Three councils lost a high court bid to have their ownership rights confirmed in February, although Justice Jill Mallon accepted that those rights would be “materially diluted” by the reforms.

It is also understood that the government will stop using the term “three waters” to try to shift the debate into new territory where it can attempt, again, to explain the policy.

Three Waters policy was left off Hipkins’  so-called “policy bonfire”.

But that was only while the cabinet considered options to assuage various fears: that the reforms give undue power to iwi through co-governance arrangements with local government shareholders; that the reforms expropriate council assets; and that four entities to cover the whole country is too few.
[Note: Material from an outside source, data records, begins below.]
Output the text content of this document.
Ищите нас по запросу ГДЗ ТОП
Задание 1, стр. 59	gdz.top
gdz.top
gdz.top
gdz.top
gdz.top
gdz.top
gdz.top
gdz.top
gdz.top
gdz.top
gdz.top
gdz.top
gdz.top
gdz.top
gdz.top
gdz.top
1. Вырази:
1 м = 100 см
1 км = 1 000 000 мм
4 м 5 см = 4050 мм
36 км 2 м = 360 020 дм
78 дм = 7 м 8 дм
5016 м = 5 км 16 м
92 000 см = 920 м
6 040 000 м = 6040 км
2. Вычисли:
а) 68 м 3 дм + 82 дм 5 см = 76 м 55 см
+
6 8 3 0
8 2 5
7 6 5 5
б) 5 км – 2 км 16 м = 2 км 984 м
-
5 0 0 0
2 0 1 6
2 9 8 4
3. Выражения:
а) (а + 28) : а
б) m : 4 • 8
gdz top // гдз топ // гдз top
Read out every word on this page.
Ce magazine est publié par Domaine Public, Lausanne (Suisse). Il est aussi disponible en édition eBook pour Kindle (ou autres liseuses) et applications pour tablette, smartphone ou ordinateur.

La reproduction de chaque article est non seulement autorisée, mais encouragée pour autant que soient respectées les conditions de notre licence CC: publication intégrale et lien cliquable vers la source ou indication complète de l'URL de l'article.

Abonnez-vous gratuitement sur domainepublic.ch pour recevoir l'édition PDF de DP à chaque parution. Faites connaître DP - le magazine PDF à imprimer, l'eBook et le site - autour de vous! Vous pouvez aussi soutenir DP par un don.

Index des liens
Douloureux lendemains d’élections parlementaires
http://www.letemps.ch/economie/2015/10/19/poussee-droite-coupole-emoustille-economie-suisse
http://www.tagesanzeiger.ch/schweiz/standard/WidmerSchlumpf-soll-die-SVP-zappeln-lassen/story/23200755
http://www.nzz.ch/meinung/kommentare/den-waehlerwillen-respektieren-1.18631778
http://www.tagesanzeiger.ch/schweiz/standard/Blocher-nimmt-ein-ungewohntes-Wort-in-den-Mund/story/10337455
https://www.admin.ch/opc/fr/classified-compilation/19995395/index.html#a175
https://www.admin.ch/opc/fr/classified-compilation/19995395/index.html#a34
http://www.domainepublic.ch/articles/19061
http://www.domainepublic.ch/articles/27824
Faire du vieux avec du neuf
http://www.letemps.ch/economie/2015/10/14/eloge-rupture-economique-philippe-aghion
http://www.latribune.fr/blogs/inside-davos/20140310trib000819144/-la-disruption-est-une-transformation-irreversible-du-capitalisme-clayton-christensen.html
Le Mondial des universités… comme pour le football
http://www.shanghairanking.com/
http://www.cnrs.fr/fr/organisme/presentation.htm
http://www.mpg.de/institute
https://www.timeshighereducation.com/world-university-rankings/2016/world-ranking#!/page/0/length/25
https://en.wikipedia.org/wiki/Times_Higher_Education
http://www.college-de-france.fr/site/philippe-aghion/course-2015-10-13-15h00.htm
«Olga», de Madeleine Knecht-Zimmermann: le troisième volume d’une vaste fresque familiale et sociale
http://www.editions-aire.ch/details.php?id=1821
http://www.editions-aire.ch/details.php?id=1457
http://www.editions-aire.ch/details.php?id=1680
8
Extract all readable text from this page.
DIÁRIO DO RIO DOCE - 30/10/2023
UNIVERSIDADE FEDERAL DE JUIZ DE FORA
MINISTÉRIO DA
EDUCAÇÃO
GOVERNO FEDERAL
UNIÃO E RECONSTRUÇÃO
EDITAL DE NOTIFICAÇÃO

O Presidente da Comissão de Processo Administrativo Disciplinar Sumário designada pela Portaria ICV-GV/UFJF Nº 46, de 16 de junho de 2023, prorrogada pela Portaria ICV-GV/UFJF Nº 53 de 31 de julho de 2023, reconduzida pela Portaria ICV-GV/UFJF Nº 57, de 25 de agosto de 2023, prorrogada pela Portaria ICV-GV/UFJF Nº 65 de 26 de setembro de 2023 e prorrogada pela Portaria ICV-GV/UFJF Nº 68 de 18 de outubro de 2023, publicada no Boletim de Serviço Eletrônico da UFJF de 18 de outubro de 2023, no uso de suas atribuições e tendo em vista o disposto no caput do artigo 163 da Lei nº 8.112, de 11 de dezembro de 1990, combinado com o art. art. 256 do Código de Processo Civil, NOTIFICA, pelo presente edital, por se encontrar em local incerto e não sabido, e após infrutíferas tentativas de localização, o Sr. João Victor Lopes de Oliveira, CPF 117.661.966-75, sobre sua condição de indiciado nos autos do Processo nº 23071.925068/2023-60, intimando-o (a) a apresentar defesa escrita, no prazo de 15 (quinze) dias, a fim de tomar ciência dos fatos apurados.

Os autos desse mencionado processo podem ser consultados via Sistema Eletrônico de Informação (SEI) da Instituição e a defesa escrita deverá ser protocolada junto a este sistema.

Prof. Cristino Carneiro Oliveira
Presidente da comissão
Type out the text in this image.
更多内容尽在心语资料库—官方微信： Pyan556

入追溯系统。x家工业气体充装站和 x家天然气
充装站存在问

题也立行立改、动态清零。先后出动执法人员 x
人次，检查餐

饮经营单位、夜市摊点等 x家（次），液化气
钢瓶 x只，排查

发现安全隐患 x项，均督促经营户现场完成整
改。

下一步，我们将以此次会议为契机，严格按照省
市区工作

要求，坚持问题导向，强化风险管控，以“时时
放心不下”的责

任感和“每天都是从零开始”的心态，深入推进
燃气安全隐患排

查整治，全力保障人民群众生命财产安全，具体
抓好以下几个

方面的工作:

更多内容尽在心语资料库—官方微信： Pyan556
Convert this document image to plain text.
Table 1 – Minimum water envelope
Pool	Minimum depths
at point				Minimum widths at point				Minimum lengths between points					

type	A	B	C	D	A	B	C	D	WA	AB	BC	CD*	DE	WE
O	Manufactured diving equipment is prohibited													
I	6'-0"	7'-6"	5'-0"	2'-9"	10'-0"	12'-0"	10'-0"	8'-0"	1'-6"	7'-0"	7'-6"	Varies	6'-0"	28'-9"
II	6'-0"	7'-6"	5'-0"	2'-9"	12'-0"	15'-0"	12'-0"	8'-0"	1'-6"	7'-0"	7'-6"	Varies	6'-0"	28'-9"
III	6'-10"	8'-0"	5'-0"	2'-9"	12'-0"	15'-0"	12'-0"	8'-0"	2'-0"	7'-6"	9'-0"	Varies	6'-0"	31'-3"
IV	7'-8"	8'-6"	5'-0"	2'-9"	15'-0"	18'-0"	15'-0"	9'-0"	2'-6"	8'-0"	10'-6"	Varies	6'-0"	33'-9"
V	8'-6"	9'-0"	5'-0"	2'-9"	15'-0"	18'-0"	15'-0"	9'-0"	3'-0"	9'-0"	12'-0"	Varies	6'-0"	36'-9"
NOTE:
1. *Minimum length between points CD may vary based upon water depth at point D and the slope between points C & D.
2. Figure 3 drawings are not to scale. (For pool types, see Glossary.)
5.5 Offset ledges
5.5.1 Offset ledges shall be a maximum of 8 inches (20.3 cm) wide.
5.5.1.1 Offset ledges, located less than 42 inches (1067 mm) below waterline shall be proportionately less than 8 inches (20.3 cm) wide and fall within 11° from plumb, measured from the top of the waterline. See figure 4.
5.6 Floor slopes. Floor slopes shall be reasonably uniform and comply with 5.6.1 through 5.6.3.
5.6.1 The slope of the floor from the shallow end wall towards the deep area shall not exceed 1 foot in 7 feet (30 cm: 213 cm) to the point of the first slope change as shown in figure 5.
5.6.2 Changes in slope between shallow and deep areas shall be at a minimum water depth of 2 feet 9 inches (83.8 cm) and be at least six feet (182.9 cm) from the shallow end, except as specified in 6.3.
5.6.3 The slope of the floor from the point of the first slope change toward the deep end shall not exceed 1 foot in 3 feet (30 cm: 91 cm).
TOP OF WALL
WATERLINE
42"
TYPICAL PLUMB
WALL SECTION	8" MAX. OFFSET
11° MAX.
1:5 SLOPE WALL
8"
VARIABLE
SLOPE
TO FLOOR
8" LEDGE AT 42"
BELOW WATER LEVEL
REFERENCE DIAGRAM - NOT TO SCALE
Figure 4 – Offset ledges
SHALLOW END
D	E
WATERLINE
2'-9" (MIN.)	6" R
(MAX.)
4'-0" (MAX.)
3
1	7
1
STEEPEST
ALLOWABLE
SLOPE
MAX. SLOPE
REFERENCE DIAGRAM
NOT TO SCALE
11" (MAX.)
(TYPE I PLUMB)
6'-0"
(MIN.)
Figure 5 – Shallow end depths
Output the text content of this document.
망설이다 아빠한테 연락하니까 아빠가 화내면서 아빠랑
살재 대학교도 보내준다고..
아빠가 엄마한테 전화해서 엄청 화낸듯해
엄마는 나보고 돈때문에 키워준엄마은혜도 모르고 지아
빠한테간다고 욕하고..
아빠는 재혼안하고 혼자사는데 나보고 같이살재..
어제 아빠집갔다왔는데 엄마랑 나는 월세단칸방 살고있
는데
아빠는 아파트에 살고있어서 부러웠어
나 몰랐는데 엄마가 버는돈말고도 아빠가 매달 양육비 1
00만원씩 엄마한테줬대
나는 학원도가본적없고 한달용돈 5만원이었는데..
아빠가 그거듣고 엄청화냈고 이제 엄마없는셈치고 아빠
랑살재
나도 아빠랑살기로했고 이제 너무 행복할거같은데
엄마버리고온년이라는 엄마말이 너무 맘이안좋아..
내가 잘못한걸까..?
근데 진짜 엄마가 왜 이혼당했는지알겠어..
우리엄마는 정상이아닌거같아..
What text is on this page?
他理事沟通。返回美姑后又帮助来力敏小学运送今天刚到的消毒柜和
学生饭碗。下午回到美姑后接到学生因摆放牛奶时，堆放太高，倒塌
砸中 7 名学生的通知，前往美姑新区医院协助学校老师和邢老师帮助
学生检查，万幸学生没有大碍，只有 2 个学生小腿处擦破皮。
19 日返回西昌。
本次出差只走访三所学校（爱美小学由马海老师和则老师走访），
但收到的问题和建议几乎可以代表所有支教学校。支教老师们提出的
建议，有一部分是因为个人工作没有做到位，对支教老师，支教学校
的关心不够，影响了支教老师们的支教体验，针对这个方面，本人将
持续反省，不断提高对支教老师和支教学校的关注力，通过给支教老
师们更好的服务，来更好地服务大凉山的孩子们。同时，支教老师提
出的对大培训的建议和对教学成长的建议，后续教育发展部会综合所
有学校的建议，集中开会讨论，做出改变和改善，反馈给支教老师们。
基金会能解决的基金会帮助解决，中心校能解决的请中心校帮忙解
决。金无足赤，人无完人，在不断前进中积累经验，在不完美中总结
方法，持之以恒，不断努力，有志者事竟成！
The rethink has been held up by the focus required by the government and local government on responding to destructive extreme weather events earlier this year. 

The reforms are being driven by patchy performance across the country on drinking, waste and stormwater infrastructure, with some $120 billion to $180bn of investment estimated to be needed in the next 30 years.

Financing requires central government funding in many cases, particularly where councils are unable to borrow enough to upgrade to new regulatory standards that are coming into force as part of the reform process.

LGNZ’s Crosby said “we haven’t heard at all” what the government’s final decisions might be but said that signals to date “would steer towards more entities” than the originally proposed four.

A larger number of entities would solve the fear of decision-making not reflecting local priorities, he said.

Likewise, most councils already have constructive relationships with iwi, and LGNZ hopes that the legislation covering regional representative groups will allow each group to determine for itself how best to establish a partnership between local government owners and local iwi.

Most important to the local government sector is that the government makes decisions sooner rather than later, to end the prolonged uncertainty over structures that are meant to be in operation in 2024.

“We are expecting a decision very soon,” Crosby said.

The National Party has announced a Three Waters policy that would not force amalgamations, but is designed to encourage voluntary amalgamations, and abandons co-governance.

A spokesperson for Local Government Minister Kieran McAnulty told BusinessDesk before the Easter weekend that there was no update “today” on the process for cabinet consideration of decisions.